Where a mountain ridge stood in the path of a ley, the surveyor, instead of building a tump on the ridge as a sighting point, often cut a trench at the right angle and in the path of the ley. This shows as a notch against the sky and makes a most efficient sighting point from below. I have counted eight such artificial notches in the mountain ridge when on the road from Llanvihangel Crucorney to Longtown. Each notch can only be seen on the line of sight, and disappears when a quarter of a mile right or left. They are sometimes emphasised (as at Trewyn Camp) by an earth work thrown up on one side. The Wych on the Malvern ridge is an instance.

The two fine gaps near Flansford (Goodrich) and Marstow (Plate V.), both with bridges over them, are also ancient sighting cuttings.

The sighting cuttings were also used in passing over banks in lower ground. Cullis is one of the names for such an earth cutting, as Portcullis between Withington and Preston Wynne, and High Cullis above Gatley Park, recently visited by the Club.

There is a very neat example of such a cutting at Hungerstone, near Allensmore, where the cutting in the bank allows the ley to be sighted on to a pond on its way to the next tump, the one close to the church at Thruxton.

The word hunger (a common place-name element) indicates, I think, a cutting through a bank, not the bank itself, as now surmised. There are cuttings at most fords, which permit the water to be seen from above and serve as sighting points. The cutting near Charing Cross, which gives the name to the present Hungerford foot-bridge, probably came down through Inigo Jones' beautiful Water Gate.

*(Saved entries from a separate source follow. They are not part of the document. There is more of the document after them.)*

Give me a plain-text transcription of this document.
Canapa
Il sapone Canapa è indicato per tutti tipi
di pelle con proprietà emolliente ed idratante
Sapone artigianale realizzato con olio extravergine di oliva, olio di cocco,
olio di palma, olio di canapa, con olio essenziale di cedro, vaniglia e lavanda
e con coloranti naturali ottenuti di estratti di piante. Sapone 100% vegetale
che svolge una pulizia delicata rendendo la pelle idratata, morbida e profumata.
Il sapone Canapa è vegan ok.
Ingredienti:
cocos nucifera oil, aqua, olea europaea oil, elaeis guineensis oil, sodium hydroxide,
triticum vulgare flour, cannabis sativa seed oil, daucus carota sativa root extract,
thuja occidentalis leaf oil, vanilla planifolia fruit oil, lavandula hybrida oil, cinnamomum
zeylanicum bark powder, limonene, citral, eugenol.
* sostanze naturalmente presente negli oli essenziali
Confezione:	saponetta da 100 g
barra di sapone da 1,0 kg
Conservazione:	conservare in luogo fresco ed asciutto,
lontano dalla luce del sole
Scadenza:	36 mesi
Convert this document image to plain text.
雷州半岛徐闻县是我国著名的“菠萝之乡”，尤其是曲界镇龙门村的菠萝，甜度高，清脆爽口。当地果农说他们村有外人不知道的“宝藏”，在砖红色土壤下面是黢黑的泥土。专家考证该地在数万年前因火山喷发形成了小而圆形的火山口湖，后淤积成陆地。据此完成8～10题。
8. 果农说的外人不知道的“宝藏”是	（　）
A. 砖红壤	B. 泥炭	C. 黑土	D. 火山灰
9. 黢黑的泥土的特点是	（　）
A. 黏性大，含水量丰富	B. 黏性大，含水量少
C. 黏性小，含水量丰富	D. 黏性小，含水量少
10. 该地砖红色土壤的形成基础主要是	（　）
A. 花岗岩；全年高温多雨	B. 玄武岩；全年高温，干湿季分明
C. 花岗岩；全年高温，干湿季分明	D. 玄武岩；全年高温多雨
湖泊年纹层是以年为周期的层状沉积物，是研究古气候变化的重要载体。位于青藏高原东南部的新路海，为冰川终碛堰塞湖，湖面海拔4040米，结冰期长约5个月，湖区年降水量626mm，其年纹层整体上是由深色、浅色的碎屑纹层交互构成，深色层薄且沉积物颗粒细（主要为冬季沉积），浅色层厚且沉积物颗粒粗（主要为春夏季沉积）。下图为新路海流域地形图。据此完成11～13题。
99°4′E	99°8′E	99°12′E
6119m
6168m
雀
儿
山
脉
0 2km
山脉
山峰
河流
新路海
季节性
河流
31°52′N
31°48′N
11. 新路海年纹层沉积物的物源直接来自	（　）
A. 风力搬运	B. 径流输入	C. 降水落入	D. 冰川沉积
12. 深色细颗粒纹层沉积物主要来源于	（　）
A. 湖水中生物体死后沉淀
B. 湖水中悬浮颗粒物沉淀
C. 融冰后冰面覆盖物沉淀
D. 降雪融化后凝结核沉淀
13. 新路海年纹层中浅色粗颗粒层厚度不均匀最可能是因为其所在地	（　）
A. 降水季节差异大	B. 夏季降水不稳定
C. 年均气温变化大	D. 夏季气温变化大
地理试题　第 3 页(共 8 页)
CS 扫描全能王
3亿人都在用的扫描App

Mr. Codrington in his book on Roman Roads describes the method used by Roman engineers "well known to surveyors for laying out a straight line between extreme points not visible from each other, from two or more intermediate points from which the extreme points are visible. By shifting the intermediate points alternately all are brought to lie in a straight line." This method was evidently used for all the leys.